The capital flood within China’s humanoid robotics sector is increasingly concentrating around a few dominant players. Beijing-based Robotera (Star Action Era) announced today it has closed a strategic funding round exceeding RMB 2 billion (approximately $280 million). Led by SF Group, the round saw participation from major financial institutions like Sequoia China, IDG Capital, and CICC Capital, alongside industrial backers including Dongfeng Investment and China Unicom.

This massive injection brings Robotera’s total capital raised within the last two months to nearly RMB 2.5 billion (~$350 million). The speed and scale of the funding—which reportedly saw investor demand far exceed original targets—follows a RMB 1 billion strategic round announced just weeks prior that originally pushed the company's valuation past the $1.4 billion threshold.

A fleet of Robotera L7 humanoid robots with black visor heads and silver bodies working at orange industrial conveyor workstations in a logistics warehouse.
Scaling for the 'delivery battle': A fleet of Robotera humanoid robots deployed in a logistics sorting facility. With nearly $350 million in fresh capital pushing its valuation past RMB 10 billion and a reported 300% growth rate in 2026, the company is moving from pilot projects to large-scale delivery.

Scaling the "Logistics Brain"

What differentiates Robotera from the IPO-bound rivals like Unitree and AgiBot is its aggressive pivot toward large-scale, real-world deployment. The company claims to have achieved a "closed-loop commercialization model" for embodied AI specifically within the logistics sector.

In the second quarter of 2026, the firm began delivering humanoid units at a scale of thousands of units. These robots are currently deployed across more than 10 logistics centers in North, East, and South China through partnerships with China Post and SF Group. According to Robotera, these machines have achieved up to 85% of human-level efficiency in demanding environments while maintaining 24/7 operations.

The technical foundation for this scale is the company's ERA-42 architecture, a Vision-Language-Action (VLA) model. This "end-to-end" AI brain allows the L7 humanoid to process raw visual input and generate motor controls dynamically, enabling it to handle the high variance of e-commerce goods without the need for constant reprogramming.

A Strategic "All-Star" Lineup

Robotera’s investor list now reads like a directory of global manufacturing and technology leadership. By securing backers like Geely, BAIC, Renault, Samsung, and Lenovo, the company has effectively locked in its own future customer base.

  • Automotive: Partnerships with Geely and BAIC, established in previous rounds, provide structured environments for testing component picking and assembly.
  • Consumer Electronics: Collaborations with Samsung and TCL target precision manufacturing and cleanroom-compatible automation.
  • Logistics: The lead investment from SF Group reinforces Robotera’s dominance in "flexible picking," solving the automation gap traditionally filled by temporary human labor.

The Hardware Moat

While the software provides the intelligence, Robotera’s "full-stack" approach to hardware remains a core part of its valuation.

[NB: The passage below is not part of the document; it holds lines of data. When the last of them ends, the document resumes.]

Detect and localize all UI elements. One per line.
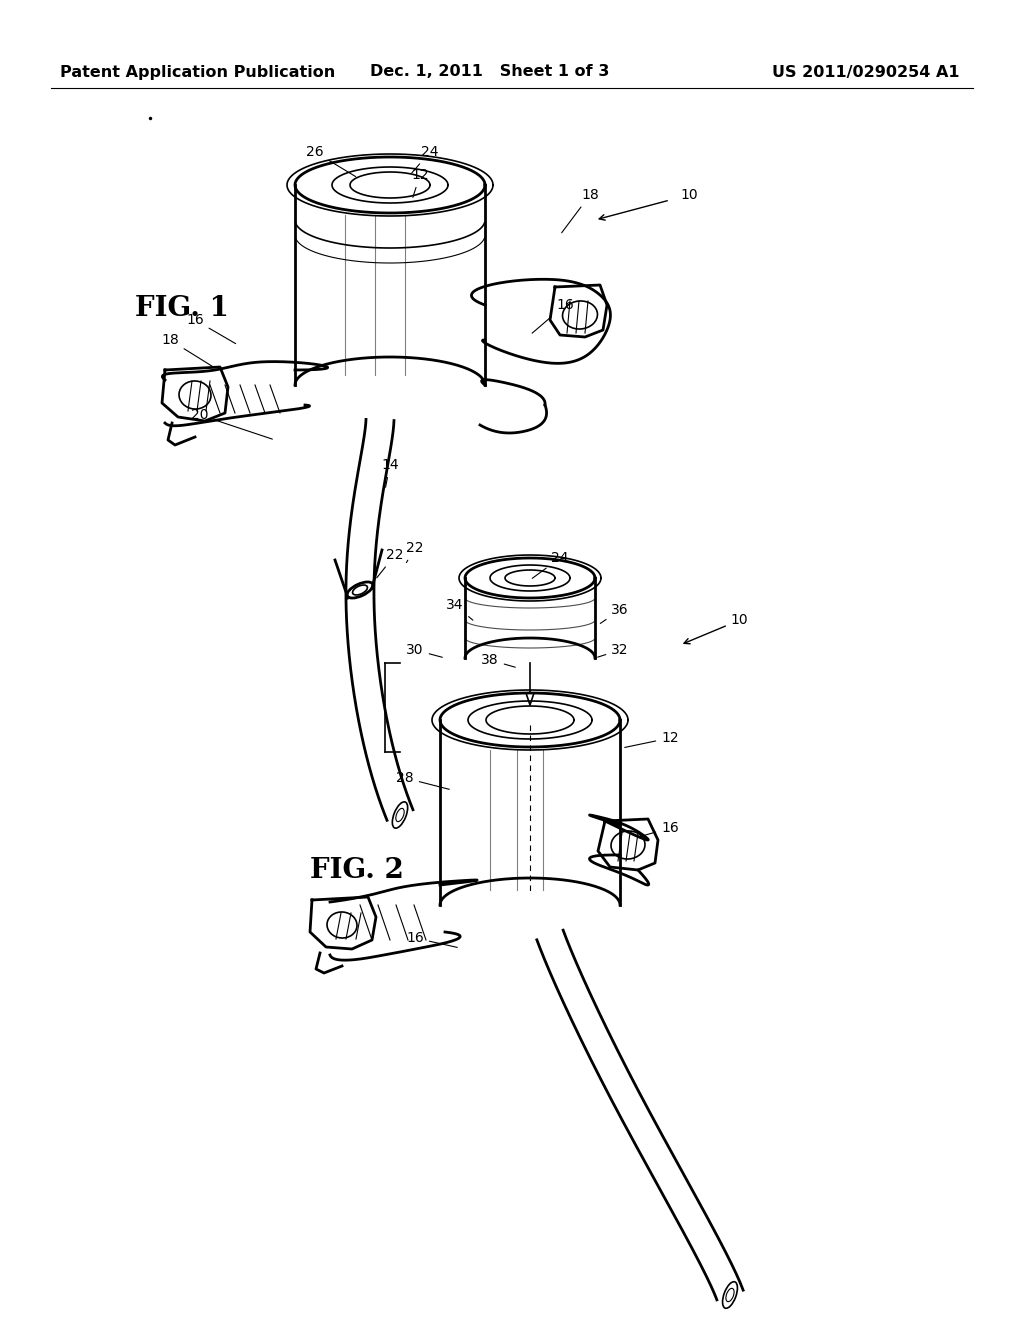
Text: 16: 16 (638, 821, 679, 837)
Text: 26: 26 (306, 145, 355, 177)
Ellipse shape (347, 582, 373, 598)
Text: 38: 38 (481, 653, 515, 667)
Text: 34: 34 (446, 598, 473, 620)
Text: FIG. 2: FIG. 2 (310, 857, 403, 883)
Text: 14: 14 (381, 458, 398, 487)
Ellipse shape (726, 1288, 734, 1302)
Text: 36: 36 (600, 603, 629, 623)
Ellipse shape (392, 801, 408, 828)
Text: 24: 24 (532, 550, 568, 578)
Ellipse shape (352, 585, 368, 595)
Text: 10: 10 (680, 187, 697, 202)
Ellipse shape (611, 832, 645, 859)
Ellipse shape (396, 808, 404, 821)
Text: 22: 22 (377, 548, 403, 578)
Ellipse shape (327, 912, 357, 939)
Text: 12: 12 (412, 168, 429, 198)
Text: 16: 16 (532, 298, 573, 333)
Text: 32: 32 (598, 643, 629, 657)
Text: 22: 22 (407, 541, 424, 562)
Text: US 2011/0290254 A1: US 2011/0290254 A1 (772, 65, 961, 79)
Text: 18: 18 (562, 187, 599, 232)
Text: 12: 12 (625, 731, 679, 747)
Text: Patent Application Publication: Patent Application Publication (60, 65, 335, 79)
Text: Dec. 1, 2011   Sheet 1 of 3: Dec. 1, 2011 Sheet 1 of 3 (371, 65, 609, 79)
Text: 16: 16 (407, 931, 458, 948)
Ellipse shape (723, 1282, 737, 1308)
Text: 20: 20 (191, 408, 272, 440)
Ellipse shape (179, 381, 211, 409)
Text: 30: 30 (407, 643, 442, 657)
Text: 28: 28 (396, 771, 450, 789)
Text: FIG. 1: FIG. 1 (135, 294, 229, 322)
Ellipse shape (562, 301, 597, 329)
Text: 16: 16 (186, 313, 236, 343)
Text: 24: 24 (412, 145, 438, 173)
Text: 10: 10 (730, 612, 748, 627)
Text: 18: 18 (161, 333, 213, 367)
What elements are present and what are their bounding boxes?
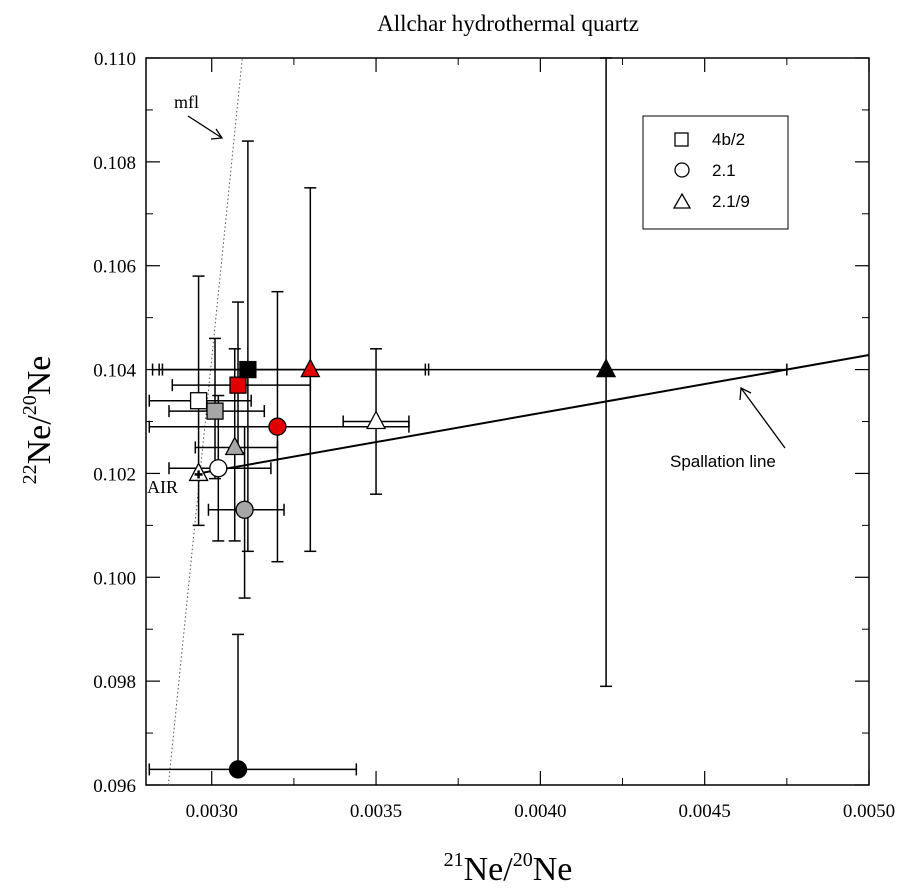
x-axis: 0.0030 0.0035 0.0040 0.0045 0.0050 xyxy=(186,58,895,822)
data-point-square xyxy=(189,392,208,410)
legend-label-4b2: 4b/2 xyxy=(712,130,745,149)
data-point-triangle xyxy=(365,410,387,430)
spallation-arrow xyxy=(739,386,786,449)
x-tick-label: 0.0030 xyxy=(186,801,238,822)
mfl-arrow xyxy=(187,115,224,140)
y-tick-label: 0.108 xyxy=(93,153,136,174)
spallation-line-label: Spallation line xyxy=(670,452,776,471)
y-tick-label: 0.106 xyxy=(93,257,136,278)
legend-label-2-1: 2.1 xyxy=(712,161,736,180)
air-label: AIR xyxy=(147,477,178,497)
mfl-label: mfl xyxy=(174,92,199,112)
legend-circle-icon xyxy=(674,162,690,178)
data-point-circle xyxy=(268,417,287,436)
y-tick-label: 0.098 xyxy=(93,672,136,693)
legend-box xyxy=(642,115,789,230)
data-point-triangle xyxy=(224,436,245,456)
legend: 4b/2 2.1 2.1/9 xyxy=(642,115,789,230)
data-point-triangle xyxy=(596,358,617,378)
data-point-triangle xyxy=(300,358,321,378)
y-axis-label: 22Ne/20Ne xyxy=(19,356,58,485)
y-tick-label: 0.104 xyxy=(93,361,136,382)
x-tick-label: 0.0035 xyxy=(350,801,402,822)
data-point-square xyxy=(206,402,224,420)
data-point-circle xyxy=(235,500,254,519)
x-axis-label: 21Ne/20Ne xyxy=(444,849,573,888)
x-tick-label: 0.0040 xyxy=(514,801,566,822)
legend-triangle-icon xyxy=(672,192,692,209)
data-markers xyxy=(188,358,617,779)
y-tick-label: 0.100 xyxy=(93,568,136,589)
data-point-circle xyxy=(209,459,228,478)
y-axis: 0.096 0.098 0.100 0.102 0.104 0.106 0.108 0.110 xyxy=(93,49,869,797)
x-tick-label: 0.0045 xyxy=(679,801,731,822)
legend-square-icon xyxy=(674,132,689,147)
data-point-square xyxy=(239,360,257,379)
legend-label-2-1-9: 2.1/9 xyxy=(712,192,750,211)
y-tick-label: 0.096 xyxy=(93,776,136,797)
data-point-circle xyxy=(228,760,248,779)
data-point-square xyxy=(229,376,247,394)
chart-title: Allchar hydrothermal quartz xyxy=(377,11,639,36)
x-tick-label: 0.0050 xyxy=(843,801,895,822)
mfl-line xyxy=(167,57,243,786)
y-tick-label: 0.110 xyxy=(94,49,136,70)
y-tick-label: 0.102 xyxy=(93,464,136,485)
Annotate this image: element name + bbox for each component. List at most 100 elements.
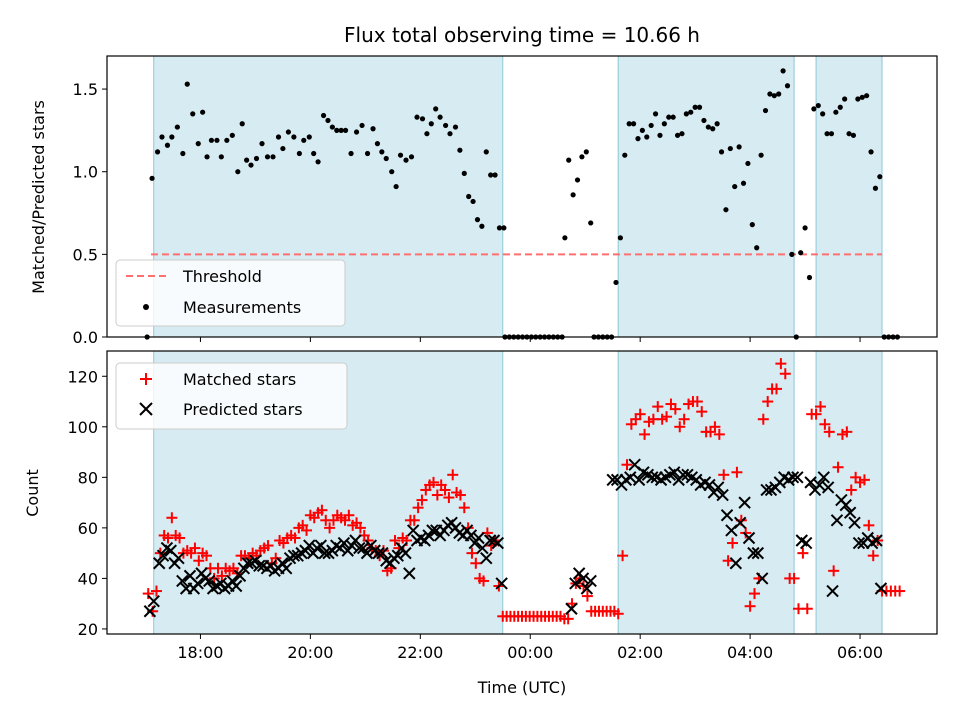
measurement-point: [496, 225, 503, 231]
measurement-point: [806, 274, 813, 281]
matched-star-point: [832, 461, 844, 473]
matched-star-point: [841, 426, 853, 438]
predicted-star-point: [760, 483, 773, 497]
predicted-star-point: [495, 577, 508, 590]
measurement-point: [824, 131, 830, 137]
matched-star-point: [174, 532, 186, 544]
measurement-point: [447, 131, 453, 137]
axes-layer: 18:00 20:00 22:00 00:00 02:00 04:00 06:00 0.0 0.…: [67, 55, 938, 662]
matched-star-point: [166, 512, 178, 524]
predicted-star-point: [716, 488, 729, 502]
x-tick-label: 18:00: [177, 643, 223, 662]
bottom-legend-box: [115, 362, 348, 430]
measurement-point: [622, 152, 628, 158]
predicted-star-point: [576, 572, 590, 585]
predicted-star-point: [191, 577, 204, 590]
matched-star-point: [867, 550, 879, 562]
predicted-star-point: [799, 536, 813, 550]
matched-star-point: [162, 532, 174, 544]
measurement-point: [674, 132, 681, 138]
measurement-point: [736, 144, 742, 150]
measurement-point: [224, 137, 230, 143]
measurement-point: [424, 131, 430, 137]
measurement-point: [780, 68, 786, 74]
predicted-star-point: [826, 584, 839, 598]
measurement-point: [705, 124, 711, 130]
measurement-point: [259, 141, 265, 147]
predicted-star-point: [668, 466, 681, 479]
predicted-star-point: [703, 478, 716, 492]
measurement-point: [639, 127, 645, 133]
matched-star-point: [562, 613, 574, 625]
matched-star-point: [634, 408, 646, 420]
matched-star-point: [200, 550, 212, 562]
predicted-star-point: [606, 473, 619, 487]
predicted-star-point: [821, 481, 835, 494]
measurement-point: [588, 220, 594, 226]
measurement-point: [710, 126, 716, 132]
measurement-point: [180, 150, 186, 157]
measurement-point: [718, 149, 725, 155]
predicted-star-point: [229, 579, 243, 593]
predicted-star-point: [426, 524, 439, 537]
predicted-star-point: [480, 551, 493, 565]
predicted-star-point: [747, 546, 760, 560]
matched-star-point: [814, 401, 826, 413]
measurement-point: [846, 131, 852, 137]
matched-star-point: [797, 547, 809, 559]
bottom-y-tick-label: 80: [78, 468, 98, 487]
measurement-point: [479, 223, 485, 229]
measurement-point: [370, 126, 376, 132]
top-shaded-interval-1: [617, 55, 795, 338]
top-y-tick-label: 0.5: [73, 245, 98, 264]
measurement-point: [833, 109, 839, 115]
measurement-point: [566, 157, 572, 163]
measurement-point: [414, 114, 420, 120]
matched-stars-layer: [142, 358, 906, 625]
measurement-point: [802, 225, 808, 231]
matched-star-point: [863, 519, 875, 531]
measurement-point: [437, 114, 443, 120]
measurement-point: [442, 122, 449, 129]
measurement-point: [244, 157, 250, 163]
measurement-point: [492, 172, 498, 178]
legend-predicted-label: Predicted stars: [183, 400, 303, 419]
measurement-point: [433, 106, 439, 112]
measurement-point: [248, 162, 254, 168]
predicted-star-point: [241, 557, 254, 570]
measurement-point: [811, 106, 817, 112]
matched-star-point: [443, 492, 455, 504]
top-legend: Threshold Measurements: [115, 259, 346, 327]
bottom-y-tick-label: 40: [78, 569, 98, 588]
measurement-point: [842, 96, 848, 102]
measurement-point: [428, 121, 434, 127]
matched-star-point: [428, 476, 440, 488]
matched-star-point: [845, 484, 857, 496]
predicted-star-point: [676, 468, 690, 482]
measurement-point: [159, 134, 165, 140]
measurement-point: [348, 150, 354, 157]
bottom-axes-frame: [106, 350, 938, 635]
matched-star-point: [150, 585, 162, 597]
x-tick-label: 06:00: [837, 643, 883, 662]
predicted-star-point: [391, 549, 404, 562]
measurement-point: [820, 111, 826, 117]
matched-star-point: [709, 421, 721, 433]
matched-star-point: [216, 570, 228, 582]
bottom-y-axis-label: Count: [23, 469, 42, 517]
matched-star-point: [810, 408, 822, 420]
matched-star-point: [581, 590, 593, 602]
matched-star-point: [674, 421, 686, 433]
matched-star-point: [691, 396, 703, 408]
matched-star-point: [458, 502, 470, 514]
measurement-point: [574, 177, 581, 183]
matched-star-point: [801, 603, 813, 615]
predicted-star-point: [584, 574, 597, 588]
measurement-point: [815, 102, 821, 109]
measurement-point: [359, 122, 365, 129]
measurement-point: [397, 152, 404, 158]
measurement-point: [501, 225, 507, 231]
measurement-point: [218, 154, 224, 160]
top-axes-frame: [106, 55, 938, 338]
predicted-star-point: [817, 471, 830, 484]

The company develops 95% of its hardware components in-house, including the XHand—a 12-degree-of-freedom (DOF) dexterous manipulator.

By treating hardware like "Lego" blocks, Robotera has been able to monetize specific modules even as it scales its full-sized humanoid. This modular strategy, combined with the new capital, is intended to drive down costs through economies of scale. As the industry moves further into 2026, Robotera appears to be betting that the "delivery battle" will be won not by the most agile robot in a lab, but by the one most deeply integrated into the world's supply chains.